The rest of the menu offers a rotating selection of canned and draft beers featuring macrobrews as well as craft beers from Chicago’s Off Color, Hopewell, Marz and Whiner breweries.

There is no food menu, but guests are welcome to bring food from the neighborhood’s many restaurants.

Team

The Middletons live in Bridgeport. Their metal fabrication company in Pilsen, Wayward Machine Co., is known for its hand-crafted designs featured in other Chicago restaurants and bars.
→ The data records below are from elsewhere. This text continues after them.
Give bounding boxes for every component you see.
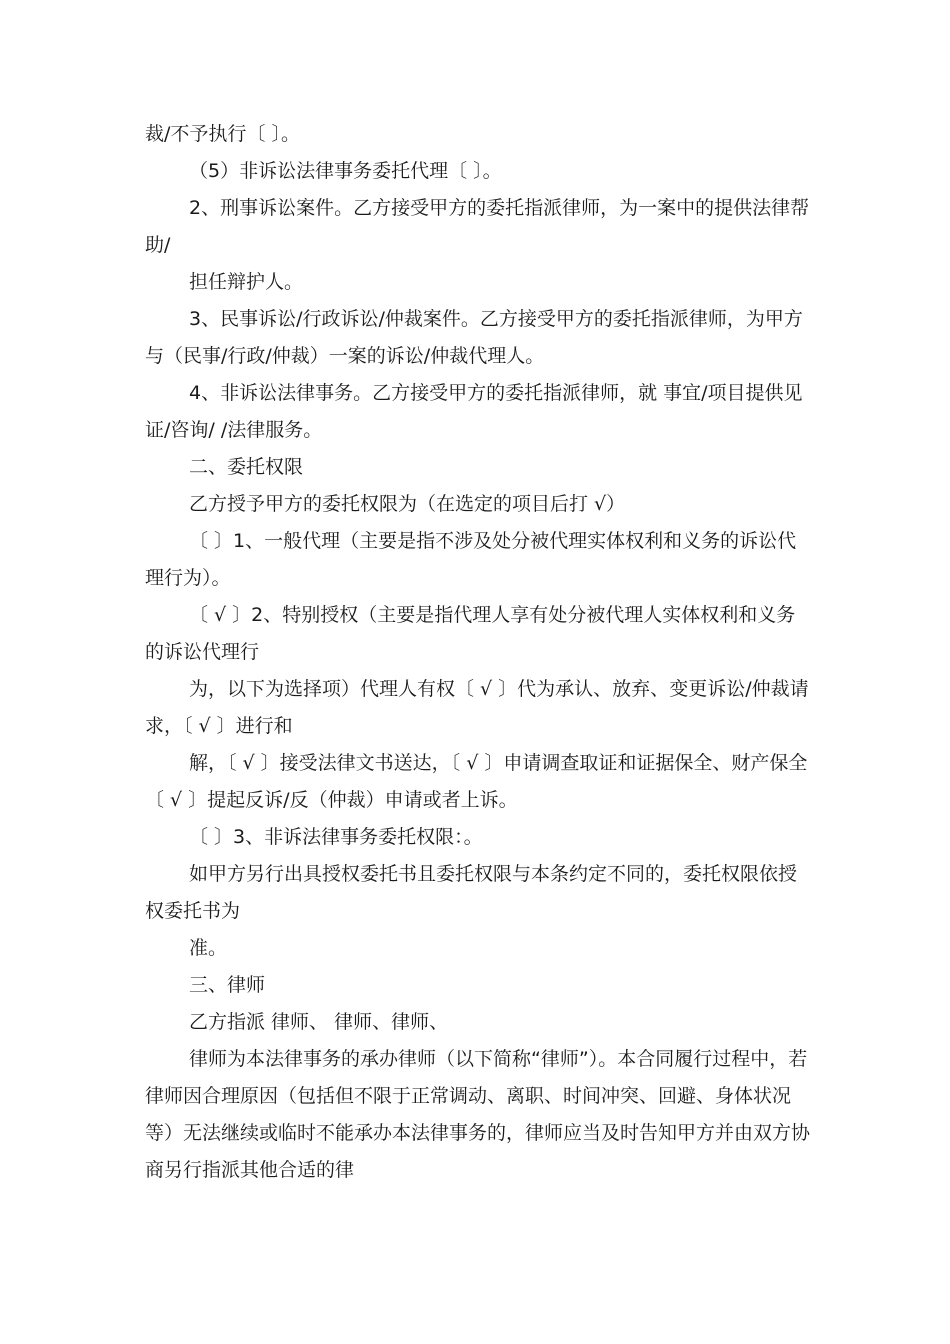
paragraph: 准。: [189, 937, 228, 959]
document-body: [145, 116, 810, 1189]
paragraph: 担任辩护人。: [189, 271, 304, 293]
paragraph: 3、民事诉讼/行政诉讼/仲裁案件。乙方接受甲方的委托指派律师，为甲方与（民事/行政/仲裁）一案的诉讼/仲裁代理人。: [145, 308, 803, 367]
paragraph: 乙方授予甲方的委托权限为（在选定的项目后打 √）: [189, 493, 626, 515]
paragraph: 〔 √ 〕2、特别授权（主要是指代理人享有处分被代理人实体权利和义务的诉讼代理行: [145, 604, 796, 663]
paragraph: 如甲方另行出具授权委托书且委托权限与本条约定不同的，委托权限依授权委托书为: [145, 863, 798, 922]
paragraph: 4、非诉讼法律事务。乙方接受甲方的委托指派律师，就 事宜/项目提供见证/咨询/ /法律服务。: [145, 382, 803, 441]
paragraph: 解，〔 √ 〕接受法律文书送达，〔 √ 〕申请调查取证和证据保全、财产保全〔 √ 〕提起反诉/反（仲裁）申请或者上诉。: [145, 752, 808, 811]
section-heading: 二、委托权限: [189, 456, 304, 478]
section-heading: 三、律师: [189, 974, 266, 996]
paragraph: 2、刑事诉讼案件。乙方接受甲方的委托指派律师，为一案中的提供法律帮助/: [145, 197, 810, 256]
paragraph: 〔 〕3、非诉法律事务委托权限：。: [189, 826, 483, 848]
paragraph: 律师为本法律事务的承办律师（以下简称“律师”）。本合同履行过程中，若律师因合理原因（包括但不限于正常调动、离职、时间冲突、回避、身体状况等）无法继续或临时不能承办本法律事务的，律师应当及时告知甲方并由双方协商另行指派其他合适的律: [145, 1048, 811, 1181]
paragraph: 乙方指派 律师、 律师、律师、: [189, 1011, 449, 1033]
paragraph: 裁/不予执行〔 〕。: [145, 123, 300, 145]
paragraph: 为，以下为选择项）代理人有权〔 √ 〕代为承认、放弃、变更诉讼/仲裁请求，〔 √ 〕进行和: [145, 678, 809, 737]
paragraph: （5）非诉讼法律事务委托代理〔 〕。: [189, 160, 502, 182]
paragraph: 〔 〕1、一般代理（主要是指不涉及处分被代理实体权利和义务的诉讼代理行为）。: [145, 530, 797, 589]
Heisner is an artist, designer and owner of Hue Inc. and Heisler Hospitality, which oversees such restaurants as Bad Hunter and Estereo, among the places where Wayward’s work can be seen. A Little Village resident, Heisner also co-owns Pleasant House Pub in Pilsen.

Hoffman, who lives in Pilsen, was the shift manager and a constant presence behind the bar at Estereo since shortly after its opening three years ago. Talent Buyer Dan Coleman is a longtime music promoter from Indianapolis now living in Pilsen and the founder of Spirit of ’68 Promotions. Sound Curator Daniel Villarreal-Carrillo is a Pilsen-based drummer, DJ and member of the band Dos Santos.

The Giant Penny Whistle’s name is a reference to scientific experiments from the 1960s that explored the effects of low-frequency sound on the human body.

The tavern will be open daily from 3 p.m. to 2 a.m., and until 3 a.m. on Saturdays.